Jim Morrison, par Jean-Yves Reuzeau

La biographie de Jim Morrison que Jean-Yves Reuzeau propose chez Folio réussit un tour de force :  nous faire  sentir que ce qui paraît aujourd'hui un peu ridicule, ce type torse nu dans un pantalon de cuir avec des filles qui hurlent à ses pieds, en 1967 c'était de la subversion pure.  « Celui qui se réconcilie avec l'autorité se met à en faire partie »
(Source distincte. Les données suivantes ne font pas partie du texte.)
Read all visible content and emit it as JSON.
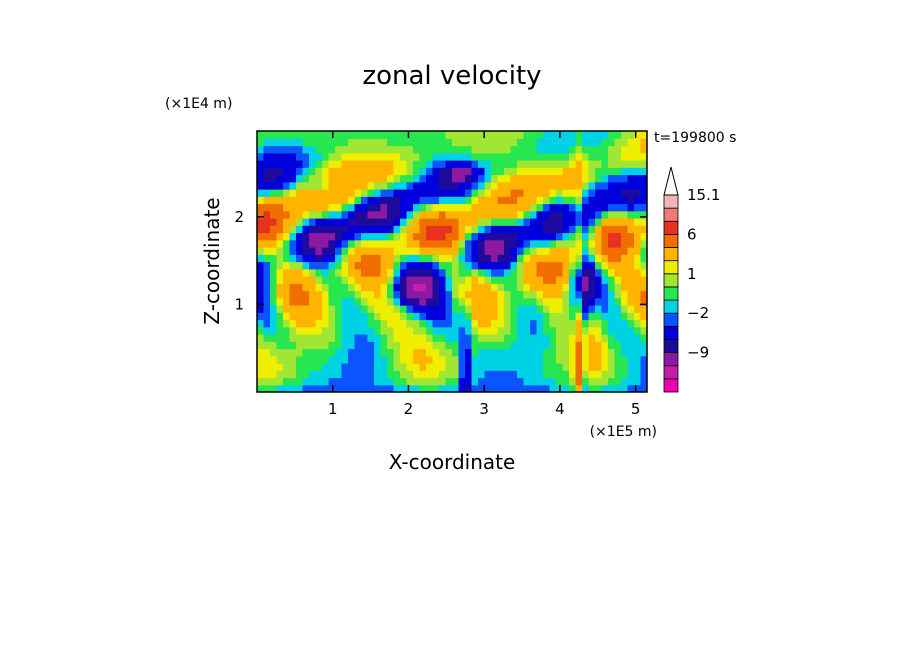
{
  "chart_data": {
    "type": "heatmap",
    "title": "zonal velocity",
    "xlabel": "X-coordinate",
    "ylabel": "Z-coordinate",
    "x_units": "(×1E5 m)",
    "y_units": "(×1E4 m)",
    "xlim": [
      0,
      5.15
    ],
    "ylim": [
      0,
      2.98
    ],
    "x_ticks": [
      1,
      2,
      3,
      4,
      5
    ],
    "y_ticks": [
      1,
      2
    ],
    "x_tick_labels": [
      "1",
      "2",
      "3",
      "4",
      "5"
    ],
    "y_tick_labels": [
      "1",
      "2"
    ],
    "time_label": "t=199800 s",
    "colorbar": {
      "levels": [
        -15,
        -12,
        -9,
        -6,
        -4,
        -2,
        -1,
        0,
        1,
        2,
        3,
        6,
        9,
        12,
        15.1
      ],
      "colors": [
        "#ee00b4",
        "#c41ea8",
        "#8c1aa0",
        "#1e0a9c",
        "#0000dc",
        "#0a55ff",
        "#00d2e6",
        "#28e650",
        "#a0e632",
        "#f0ee00",
        "#ffb400",
        "#f06e00",
        "#e6321e",
        "#f07878",
        "#f5b4b4"
      ],
      "extend": "max",
      "labels": [
        {
          "text": "15.1",
          "value": 15.1
        },
        {
          "text": "6",
          "value": 6
        },
        {
          "text": "1",
          "value": 1
        },
        {
          "text": "−2",
          "value": -2
        },
        {
          "text": "−9",
          "value": -9
        }
      ]
    },
    "grid": false
  }
}
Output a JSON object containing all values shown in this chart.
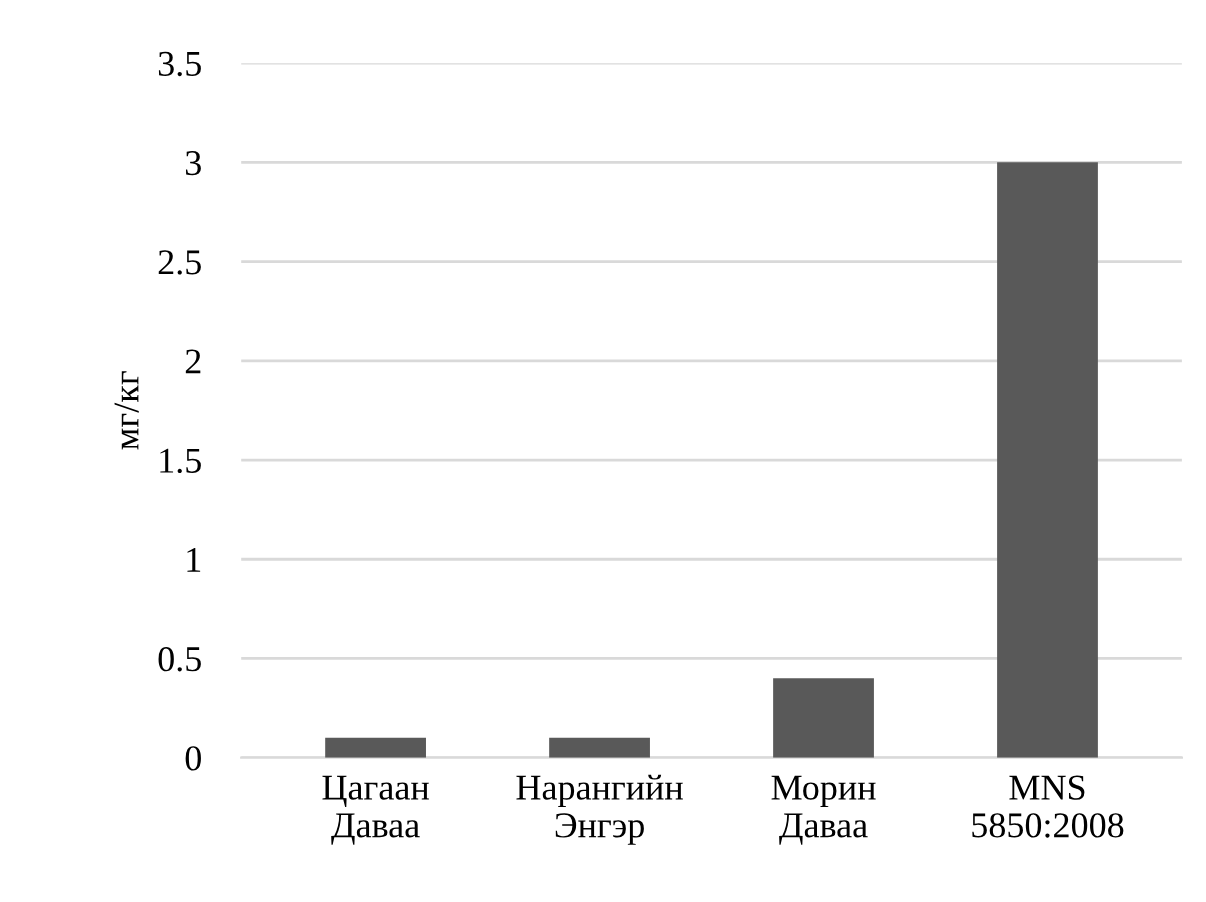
{
  "chart_data": {
    "type": "bar",
    "ylabel": "мг/кг",
    "categories": [
      "Цагаан\nДаваа",
      "Нарангийн\nЭнгэр",
      "Морин\nДаваа",
      "MNS\n5850:2008"
    ],
    "values": [
      0.1,
      0.1,
      0.4,
      3
    ],
    "color": "#595959",
    "ylim": [
      0,
      3.5
    ],
    "yticks": [
      0,
      0.5,
      1,
      1.5,
      2,
      2.5,
      3,
      3.5
    ],
    "grid": "y"
  }
}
Jean-Yves Reuzeau propose une biographie à l'américaine, factuelle, aussi exhaustive que possible. Il sacrifie le lyrisme à la clarté, et pour que le lecteur puisse se faire sa propre idée, il va chercher toute la matière brute disponible. A commencer par ce camion renversé, ces cadavres d'indiens, et James Douglas Morrison, qui n'a que 4 ou 5 ans. Rappelé, remanié, invoqué, ce souvenir sera à l'origine de sa fascination pour le chamanisme, de la construction progressive de son personnage de Roi Lézard. Parallèlement, le rythme des déménagements de son père militaire, le déracinement, l'impossibilité de s'attacher, développent chez Jim Morrison l'habitude de regarder les autres avec la distance d'un entomologiste. Pour voir les réactions de ses camarades, il danse sur les rambardes, face au vide, comme il le fera sur le bord de la scène. Mais l'attention est aussi une drogue et Reuzeau fait ressentir le besoin d'augmenter les doses. Autant que l'écoute, Jim Morrison provoque le regard, puis les réactions, puis l'hystérie, jusqu'à devenir ce sex-symbol qu'il ne peut ni rejeter, ni supporter. Les histoires d'amour sont aussi marquées par cette impossibilité à trouver la juste distance. 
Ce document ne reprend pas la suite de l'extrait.